Court Opinion

ID: 8917212
Source: CourtListenerOpinion
Date Created: 2022-11-27 05:34:44.038775+00
Date Added: 2024-06-11T17:09:06.196203
License: Public Domain

HENLEY, Senior Circuit Judge, with whom BRIGHT and JOHN R. GIBSON, Circuit Judges,
join, concurring and dissenting.
With so much of the court’s opinion as adopts Parts I, III and IV of the panel opinion, United States v. Singer, 687 F.2d 1135 (8th Cir.1982), I agree. But I cannot agree that intervention in the trial by the trial judge was so egregious as to justify reversal of the judgments of conviction. In general, Part II of the panel opinion, 687 F.2d at 1140, sets forth my views on the judicial intervention aspect of the case and I shall elaborate but briefly.
Appellants mount a somewhat dichotomous attack on intervention by the trial judge. They argue that he projected himself to the jury as an advocate of the government’s case and also that he was so critical of government trial counsel as to evoke sympathy for the trial attorney. The court has found facts in support of appellants’ contentions and has accepted the proposed inferences to be drawn from those facts as “obvious”. Yet the court’s reasoning may well be flawed in that it assumes that reaction to mistreatment of the attorney will create sympathy for the attorney’s client rather than resentment and reaction against the trial judge and his alleged favorite, the government.
It is to be observed also that the court, unintentionally perhaps, leaves the impression that in coming to judgment it is influenced by the fact that fifteen motions for mistrial, including one on the second day of trial, were made. See note 2, page 434, majority opinion. In a complex multi-de-fendant trial where each of six defendants is represented by separate counsel, it is of small consequence that fifteen motions were made in ten days. In making the first motion counsel for Singer felt that although the court’s intentions may have been good in instructing, as it did, that absent witnesses could be assumed to be favorable to the defendants, the court’s admonition was overstated as it applied to Singer, who is said to have been relying especially upon two missing witnesses1 as a basis for claiming he was innocently involved in the alleged criminal activity. That motion bears no relationship to the charge that the trial judge unduly was critical of the prosecutor and little, if any, to the charge that the trial judge unduly projected himself into the trial. Indeed, later in the trial the judge again, and without objection, told the jurors they could assume certain persons not present in the court would testify for the defendants. (Tr. 426.)
More fundamentally, I disagree with the court’s interpretation of the record. It is true that the trial judge intervened actively in the trial of the case. But his actions were not overly partisan and his overall conduct was not oppressive or abusive. Indeed, the atmosphere of the trial seems to have been comparatively relaxed. For example, to enliven a dull morning the judge concluded that a picture speaks “but not very loud.” (Tr. 735.) At the end of the trial, in sending the jury out laughing the judge admonished the jurors about the need for unanimity and closed by saying: “Somebody’s got to decide this case.
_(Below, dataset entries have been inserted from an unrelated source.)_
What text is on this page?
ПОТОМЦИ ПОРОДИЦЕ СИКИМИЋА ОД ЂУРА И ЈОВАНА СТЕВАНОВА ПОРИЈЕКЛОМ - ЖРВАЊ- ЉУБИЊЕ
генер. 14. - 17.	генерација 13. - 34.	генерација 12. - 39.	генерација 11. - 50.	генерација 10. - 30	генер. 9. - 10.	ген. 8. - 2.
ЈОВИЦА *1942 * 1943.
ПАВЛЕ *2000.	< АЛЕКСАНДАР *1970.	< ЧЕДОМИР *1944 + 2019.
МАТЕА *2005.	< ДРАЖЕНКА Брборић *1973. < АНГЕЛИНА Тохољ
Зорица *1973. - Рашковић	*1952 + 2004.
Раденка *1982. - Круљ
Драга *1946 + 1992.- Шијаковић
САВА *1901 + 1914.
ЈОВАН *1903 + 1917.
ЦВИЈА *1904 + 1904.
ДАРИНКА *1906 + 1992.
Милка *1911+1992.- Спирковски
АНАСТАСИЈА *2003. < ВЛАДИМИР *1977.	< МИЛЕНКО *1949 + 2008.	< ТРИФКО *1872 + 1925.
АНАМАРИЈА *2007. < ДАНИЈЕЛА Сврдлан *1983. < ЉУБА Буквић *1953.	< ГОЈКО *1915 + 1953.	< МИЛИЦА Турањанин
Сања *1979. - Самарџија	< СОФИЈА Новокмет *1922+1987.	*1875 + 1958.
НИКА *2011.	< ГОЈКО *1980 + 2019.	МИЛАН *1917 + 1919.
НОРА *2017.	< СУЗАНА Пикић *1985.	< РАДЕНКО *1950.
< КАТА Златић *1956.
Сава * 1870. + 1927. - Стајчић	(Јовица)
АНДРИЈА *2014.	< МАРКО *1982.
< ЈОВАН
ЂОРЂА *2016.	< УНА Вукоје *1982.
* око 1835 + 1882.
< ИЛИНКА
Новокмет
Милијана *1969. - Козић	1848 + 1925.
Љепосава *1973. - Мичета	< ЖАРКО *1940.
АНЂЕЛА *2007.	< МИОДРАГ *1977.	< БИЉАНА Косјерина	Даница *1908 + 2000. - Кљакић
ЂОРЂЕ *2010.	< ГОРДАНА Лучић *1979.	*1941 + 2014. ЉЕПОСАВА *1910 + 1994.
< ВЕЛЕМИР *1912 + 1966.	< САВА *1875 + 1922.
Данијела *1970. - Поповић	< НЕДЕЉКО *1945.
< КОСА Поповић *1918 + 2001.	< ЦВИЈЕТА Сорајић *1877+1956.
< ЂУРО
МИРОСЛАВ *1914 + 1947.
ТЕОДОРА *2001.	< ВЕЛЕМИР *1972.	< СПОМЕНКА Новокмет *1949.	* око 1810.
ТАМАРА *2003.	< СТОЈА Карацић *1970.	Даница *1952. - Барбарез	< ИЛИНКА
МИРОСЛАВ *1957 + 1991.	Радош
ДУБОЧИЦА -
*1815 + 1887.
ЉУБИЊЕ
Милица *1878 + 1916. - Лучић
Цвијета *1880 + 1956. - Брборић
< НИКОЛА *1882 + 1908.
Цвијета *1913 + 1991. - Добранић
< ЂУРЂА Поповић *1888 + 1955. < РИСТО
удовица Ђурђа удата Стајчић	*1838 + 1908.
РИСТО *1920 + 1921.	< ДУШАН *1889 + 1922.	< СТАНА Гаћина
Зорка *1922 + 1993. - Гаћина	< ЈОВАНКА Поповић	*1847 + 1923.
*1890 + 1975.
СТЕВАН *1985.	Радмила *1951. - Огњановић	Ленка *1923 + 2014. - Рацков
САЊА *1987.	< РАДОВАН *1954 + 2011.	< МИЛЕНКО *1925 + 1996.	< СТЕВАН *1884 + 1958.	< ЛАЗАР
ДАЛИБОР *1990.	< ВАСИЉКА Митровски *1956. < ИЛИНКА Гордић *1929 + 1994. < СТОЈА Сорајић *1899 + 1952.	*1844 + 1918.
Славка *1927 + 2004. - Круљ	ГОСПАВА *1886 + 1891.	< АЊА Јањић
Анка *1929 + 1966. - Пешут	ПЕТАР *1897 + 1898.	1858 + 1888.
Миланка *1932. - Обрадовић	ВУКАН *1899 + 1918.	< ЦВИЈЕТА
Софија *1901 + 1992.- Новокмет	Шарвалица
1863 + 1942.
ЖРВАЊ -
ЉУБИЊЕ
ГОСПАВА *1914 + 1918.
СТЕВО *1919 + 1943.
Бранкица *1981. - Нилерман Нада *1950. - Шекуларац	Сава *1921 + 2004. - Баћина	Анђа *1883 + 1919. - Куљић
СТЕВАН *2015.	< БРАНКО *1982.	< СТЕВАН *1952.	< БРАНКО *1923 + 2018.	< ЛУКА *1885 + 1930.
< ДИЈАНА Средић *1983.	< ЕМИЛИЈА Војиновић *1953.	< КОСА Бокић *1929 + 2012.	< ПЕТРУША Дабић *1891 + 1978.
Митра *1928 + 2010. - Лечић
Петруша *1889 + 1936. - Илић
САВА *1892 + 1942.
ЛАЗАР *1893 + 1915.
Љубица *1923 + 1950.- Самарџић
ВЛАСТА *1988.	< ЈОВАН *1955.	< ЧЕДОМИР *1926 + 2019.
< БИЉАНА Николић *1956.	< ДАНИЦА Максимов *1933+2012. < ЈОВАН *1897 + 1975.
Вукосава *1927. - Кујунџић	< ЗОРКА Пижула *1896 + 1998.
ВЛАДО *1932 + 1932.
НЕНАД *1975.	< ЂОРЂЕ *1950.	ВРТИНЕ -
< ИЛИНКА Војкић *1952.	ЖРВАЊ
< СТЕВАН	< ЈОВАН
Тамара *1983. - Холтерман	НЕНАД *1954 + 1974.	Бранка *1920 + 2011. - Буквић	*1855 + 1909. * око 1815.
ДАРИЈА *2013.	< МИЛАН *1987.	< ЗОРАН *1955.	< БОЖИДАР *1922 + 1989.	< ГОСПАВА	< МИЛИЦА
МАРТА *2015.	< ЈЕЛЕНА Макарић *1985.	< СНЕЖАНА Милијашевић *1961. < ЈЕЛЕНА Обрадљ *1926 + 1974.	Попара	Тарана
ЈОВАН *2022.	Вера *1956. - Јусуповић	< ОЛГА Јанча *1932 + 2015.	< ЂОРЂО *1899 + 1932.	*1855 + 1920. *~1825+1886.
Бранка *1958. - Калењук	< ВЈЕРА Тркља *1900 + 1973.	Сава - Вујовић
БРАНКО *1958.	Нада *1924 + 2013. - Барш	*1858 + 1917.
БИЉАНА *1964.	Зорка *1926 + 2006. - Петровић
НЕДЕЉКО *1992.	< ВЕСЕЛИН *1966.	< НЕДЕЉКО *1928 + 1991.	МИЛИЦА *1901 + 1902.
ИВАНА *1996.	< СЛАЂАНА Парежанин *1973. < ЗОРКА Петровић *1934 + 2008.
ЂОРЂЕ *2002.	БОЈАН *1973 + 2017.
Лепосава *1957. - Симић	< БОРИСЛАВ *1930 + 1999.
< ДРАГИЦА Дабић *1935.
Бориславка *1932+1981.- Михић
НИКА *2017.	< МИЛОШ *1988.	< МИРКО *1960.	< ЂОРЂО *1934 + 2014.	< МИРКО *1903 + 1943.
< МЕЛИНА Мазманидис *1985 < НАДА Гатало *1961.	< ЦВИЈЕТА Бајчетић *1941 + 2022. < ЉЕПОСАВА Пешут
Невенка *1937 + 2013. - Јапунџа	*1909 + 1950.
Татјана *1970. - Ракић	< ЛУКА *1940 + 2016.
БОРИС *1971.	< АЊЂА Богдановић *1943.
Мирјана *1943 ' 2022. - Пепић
You know, if you come up and you can’t decide anything, then somebody else will just be doing it ... and ‘Old Judge Lord’ will be sitting up here *439giving the same instructions. So you go ahead now and do your duty.”
It is, of course, impractical here to repeat at length from the transcript or to reproduce completely the atmosphere of the trial. But neither those record materials cited by the court nor anything disclosed by a full reading of the transcript persuades me that the conduct of the trial fell below the Plimsoll line of fairness or polluted the waters of justice. Cf. Mesarosh v. United States, 352 U.S. 1, 14, 77 S.Ct. 1, 8, 1 L.Ed.2d 1 (1956).
Finally, I sound a warning that as a means of reversal the court may be expanding unwisely its use of supervisory power over the administration of justice.
Concededly judges well may differ, as we do, on interpretation of the record. Yet no one on the court has found a single reversible error and no meritorious objection to the conduct of the trial was voiced until near the end of the government’s case.
Here, one suspects that the reversals come because of strong disapproval of the conduct of the trial judge and without proper weight to the relevant interests involved. Cf. United States v. Hasting, ___ U.S. ___, 103 S.Ct. 1974, 76 L.Ed.2d 96 (1983), in which the Supreme Court most recently had occasion to condemn reversal of convictions under the supervisory power in disregard of the rule of harmless error. While undoubtedly most, perhaps all, of the judges of this court would not approve of the manner in which the trial judge conducted this trial, or at least would have conducted it differently, and while they would send a message loud and clear cautioning against excessive intervention in trials, it is neither necessary nor wise to overturn these convictions under our supervisory power over the administration of justice in the district courts. I would affirm.

. We are not informed on the record here as to whether those witnesses, who perhaps were criminals, have by now been apprehended or convicted.